Dance proves to be both art and sport

Katie Dwyer

More stories from Katie Dwyer


Courtesy of Zoey Phillips

The lights dim as Phillips’ dance group prepares for their performance.

When junior Zoey Phillips takes the stage, her hours of hard work, training and rehearsal are shown in her performance. Everything about her performance is perfect, from her movements to how her fingers are pointed. The spotlight shines, the music plays and she begins her dance. 
The argument of what qualifies as a sport has been going on for years, whether it be for cheerleading or golf, but many people often neglect to call dance a sport. For many dancers, dancing can be considered a form of art that requires work ethic, technique and skill. Each performance requires numerous hours of long, hard practices to prepare shows that look flawless. 
“Dance is an art form that requires skill and brain power,” said Phillips, a ballerina of 12 years. “Dancers have to activate almost every muscle just go stand, we have to put our body into positions that go against our nature, memorize choreography, wear your uncomfortable outfits and look graceful and effortless to our audience.” 
However, before they can perform, an extreme amount of training and rehearsal must take place to prepare them for their show. This can range from physical training to countless hours in the dance studio practicing the same numbers over and over again. 
“I train like any other hard-core athlete,” Phillips said. “At my studio, we have a private trainer with TRX, [total body resistance exercise] but in addition to strength and endurance training, we also have to focus on flexibility.”
Dance is a sport that is based on years of experience. Most dancers start at a young age, learning the basics and discovering their passion, but it only escalates from there. 

“I started at a very beginner level doing ballet at ages 4 and 5, but my ballet education didn’t increase that much further after that,” said junior, tap dancer Sophie Ille. “I started jazz when I was 6, which I did until I was about 13. When I was 10, my jazz teacher suggested that I start another kind of dance just because she saw progress in me. Then, I started tap.” 

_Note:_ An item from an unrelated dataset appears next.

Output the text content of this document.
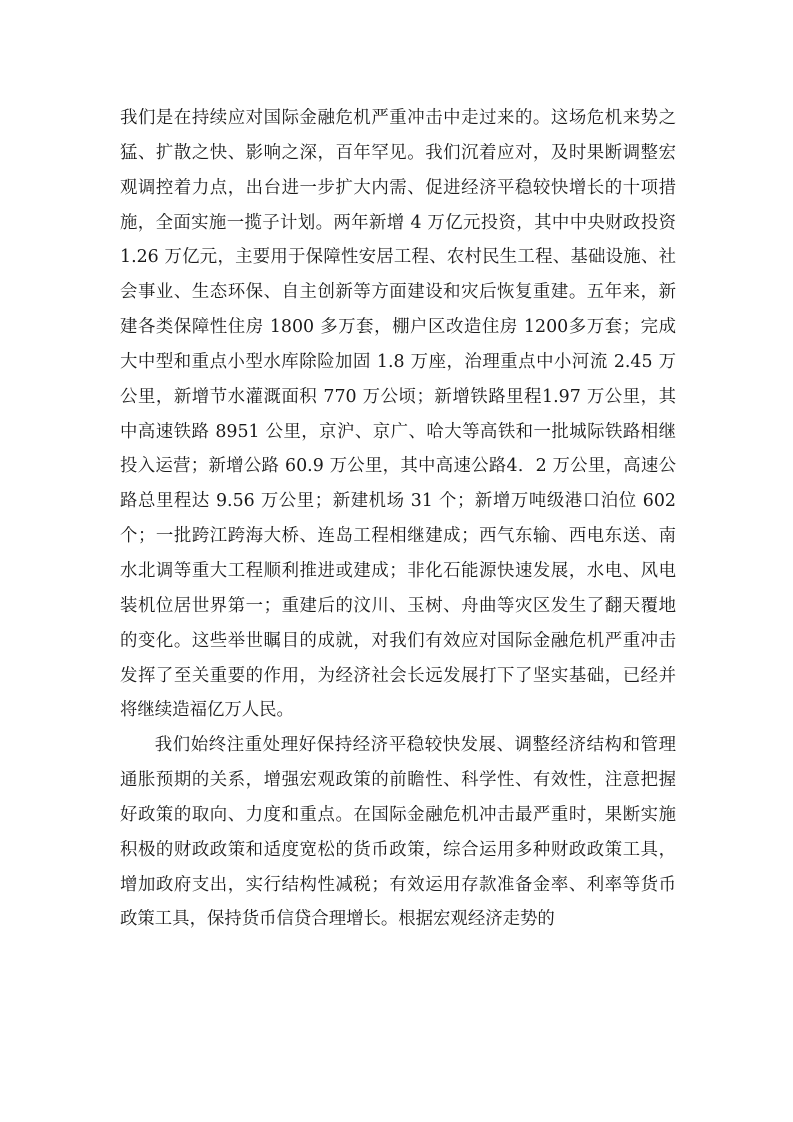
我们是在持续应对国际金融危机严重冲击中走过来的。这场危机来势之猛、扩散之快、影响之深，百年罕见。我们沉着应对，及时果断调整宏观调控着力点，出台进一步扩大内需、促进经济平稳较快增长的十项措施，全面实施一揽子计划。两年新增 4 万亿元投资，其中中央财政投资 1.26 万亿元，主要用于保障性安居工程、农村民生工程、基础设施、社会事业、生态环保、自主创新等方面建设和灾后恢复重建。五年来，新建各类保障性住房 1800 多万套，棚户区改造住房 1200多万套；完成大中型和重点小型水库除险加固 1.8 万座，治理重点中小河流 2.45 万公里，新增节水灌溉面积 770 万公顷；新增铁路里程1.97 万公里，其中高速铁路 8951 公里，京沪、京广、哈大等高铁和一批城际铁路相继投入运营；新增公路 60.9 万公里，其中高速公路4．2 万公里，高速公路总里程达 9.56 万公里；新建机场 31 个；新增万吨级港口泊位 602 个；一批跨江跨海大桥、连岛工程相继建成；西气东输、西电东送、南水北调等重大工程顺利推进或建成；非化石能源快速发展，水电、风电装机位居世界第一；重建后的汶川、玉树、舟曲等灾区发生了翻天覆地的变化。这些举世瞩目的成就，对我们有效应对国际金融危机严重冲击发挥了至关重要的作用，为经济社会长远发展打下了坚实基础，已经并将继续造福亿万人民。

我们始终注重处理好保持经济平稳较快发展、调整经济结构和管理通胀预期的关系，增强宏观政策的前瞻性、科学性、有效性，注意把握好政策的取向、力度和重点。在国际金融危机冲击最严重时，果断实施积极的财政政策和适度宽松的货币政策，综合运用多种财政政策工具，增加政府支出，实行结构性减税；有效运用存款准备金率、利率等货币政策工具，保持货币信贷合理增长。根据宏观经济走势的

Like other sports, dance requires muscle and cardio conditioning. For a dancer, a short two-minute performance can be just like running a sprint like a football player might do. Some even believe that dance is more difficult than other sports. 
“I usually don’t get involved in the arguments because you cannot truly understand the complexity of ballet if you are not a ballerina,” said Phillips. “It is not even worth explaining. Let’s say a super athletic, I don’t know, maybe football player, tried to take one of my classes; I doubt they would be able to get through it.”
Others agree that dance is both a form of art and a sport because of its intense need for athleticism.
“I know that to be a dancer, you have to have a certain amount of strength and really just have to practice,” said junior Emilia Gustafson. “Personally, I view something as a sport if it takes practice to get good at. It is an art too, but I also think it’s a sport. It’s a form of art because you’re using your body to move and express yourself in some way but I still think it is still physically a sport.” 
While other sports may have uniforms, dancers have costumes. While other sports have cleats, dancers have pointe shoes. While other sports have games, dancers have recitals.
“Personally, I think that dance relates to sports more than other people would’ve realized. It’s just a different way of doing things,” said Gustafson. “Instead of a game, a dancer has a performance and just like on sports teams, they’re constantly preparing and practicing for this great ending event.” 
Dance is commonly misunderstood. Many people believe that anyone can do it just by attempting to imitate the continuous gesture made on stage and neglecting the hours of dedication put into each individual performance. 
“People tend to say that anyone can dance and it’s downplayed a lot,” Phillips said. “They don’t really understand the work ethic that went into it.”
However, others tend to disagree, arguing that dance isn’t a sport, rather an art form.
“I wouldn’t consider dance a sport, personally, because I’m not a competitive dancer, but it does take an incredible amount of strength and technique,” said Ille. “It’s something that I’d view more as an art.”
While some may believe agree with Ille, others still argue dance is a sport. 
“I think dance is definitely a sport because it requires skill, hard work, practice, and physical activity. Every sport that I can think of requires those things, even curling and speed-walking,” said junior Andre Myette. “I also think it is important to recognize dance as a sport because it does require those things and it is also very cultural, fun, and popular. There are tons of different styles of dance and different countries and ethnic groups have a variety of beautiful unique dances.”